When the answer information does not satisfy a predetermined condition, a generation unit that generates a second answer corresponding to the question query based on the second content different from the first content, and a generation unit.
Information processing device equipped with.
(2)
The generator is
If the answer information indicates that the first answer cannot be obtained, the second answer is generated based on the second content.

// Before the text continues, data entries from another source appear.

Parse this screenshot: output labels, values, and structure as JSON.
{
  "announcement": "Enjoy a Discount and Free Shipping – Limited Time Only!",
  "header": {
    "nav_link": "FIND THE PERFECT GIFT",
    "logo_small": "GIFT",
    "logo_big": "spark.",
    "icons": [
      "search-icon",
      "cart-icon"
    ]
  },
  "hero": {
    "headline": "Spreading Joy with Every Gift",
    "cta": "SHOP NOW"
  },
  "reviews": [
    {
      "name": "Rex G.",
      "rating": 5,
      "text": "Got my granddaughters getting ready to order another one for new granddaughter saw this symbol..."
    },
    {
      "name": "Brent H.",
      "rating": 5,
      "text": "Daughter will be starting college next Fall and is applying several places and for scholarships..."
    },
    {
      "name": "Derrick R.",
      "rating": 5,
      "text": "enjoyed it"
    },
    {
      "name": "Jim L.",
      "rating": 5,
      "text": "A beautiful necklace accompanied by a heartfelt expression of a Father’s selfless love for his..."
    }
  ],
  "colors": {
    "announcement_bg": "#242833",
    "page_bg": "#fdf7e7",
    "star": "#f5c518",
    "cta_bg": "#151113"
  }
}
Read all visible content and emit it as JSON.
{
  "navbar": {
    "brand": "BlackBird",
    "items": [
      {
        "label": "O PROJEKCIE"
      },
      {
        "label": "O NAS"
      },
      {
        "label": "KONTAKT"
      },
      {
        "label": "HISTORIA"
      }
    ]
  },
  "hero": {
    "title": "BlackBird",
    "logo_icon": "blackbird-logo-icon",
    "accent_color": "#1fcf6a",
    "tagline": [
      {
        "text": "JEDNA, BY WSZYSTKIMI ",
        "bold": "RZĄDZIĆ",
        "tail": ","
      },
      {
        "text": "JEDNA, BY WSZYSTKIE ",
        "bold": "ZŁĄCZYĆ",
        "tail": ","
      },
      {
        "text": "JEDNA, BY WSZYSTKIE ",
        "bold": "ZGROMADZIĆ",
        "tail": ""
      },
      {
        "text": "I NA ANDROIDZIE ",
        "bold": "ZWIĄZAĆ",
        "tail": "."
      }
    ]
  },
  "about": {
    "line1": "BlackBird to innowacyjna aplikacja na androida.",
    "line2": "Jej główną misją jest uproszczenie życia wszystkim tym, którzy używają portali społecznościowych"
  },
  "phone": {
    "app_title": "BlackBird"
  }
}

The information processing apparatus according to (1) above.
(3)
The reception department
As the answer information, the certainty of the first answer and the first answer is accepted.
The generator is
If the conviction is less than a predetermined threshold, the second answer is generated based on the second content.
The information processing apparatus according to (1) or (2) above.
(4)
Further provided with a content search unit for selecting the second content based on the question query.
The generator generates the second answer based on the selected second content.
The information processing apparatus according to any one of (1) to (3).
(5)
The content search unit
In addition to the question query, select the second content based on the first content.
The information processing apparatus according to (4) above.
(6)
Further provided with a providing unit that provides the second answer.
The information processing apparatus according to any one of (1) to (5).
(7)
The providing part
Provided is a position indicating the second answer and the second answer in the second content.
The information processing apparatus according to (6) above.
(8)
The providing part
Provides confidence in the second answer and the second answer.
The information processing apparatus according to (6) or (7) above.
(9)
The providing part
When a plurality of the second answers exist, the plurality of the second answers are provided side by side in the order of the certainty of the second answer.
The information processing apparatus according to (8) above.
(10)
The generator is
Obtaining the basis for the second answer from the second content,
The providing part
Provide the basis for the second answer and the second answer.
The information processing apparatus according to any one of (6) to (9).
(11)
Further comprising a provider that provides a user interface image for designating the second content.
The information processing apparatus according to any one of (1) to (5).
(12)
The providing part
When a plurality of the second contents exist, the plurality of the second contents are provided side by side in the order of the certainty of the second contents.
The information processing apparatus according to (11) above.
(13)
The second content is content having a larger amount of information than the first content.
The information processing apparatus according to any one of (1) to (12).
(14)
The second content is less confidential than the first content.
The information processing apparatus according to any one of (1) to (13).
(15)
The first content is content obtained from the first communication network.
The second content is content obtained from a second communication network having a lower confidentiality than the first communication network.
The information processing apparatus according to any one of (1) to (14).
(16)
The first content is a document, video, audio, song or image.
The second content is a document, video, audio, song or image.
The information processing apparatus according to any one of (1) to (15).
(17)
The type of the first content and the type of the second content are different.
The information processing apparatus according to any one of (1) to (15).
(18)
The first content is a document and
The second content is video, audio, song or image.
The information processing apparatus according to (17) above.
(19)
The first answer corresponding to the question query indicating the question for the first content, and the answer information regarding the first answer generated based on the first content is accepted.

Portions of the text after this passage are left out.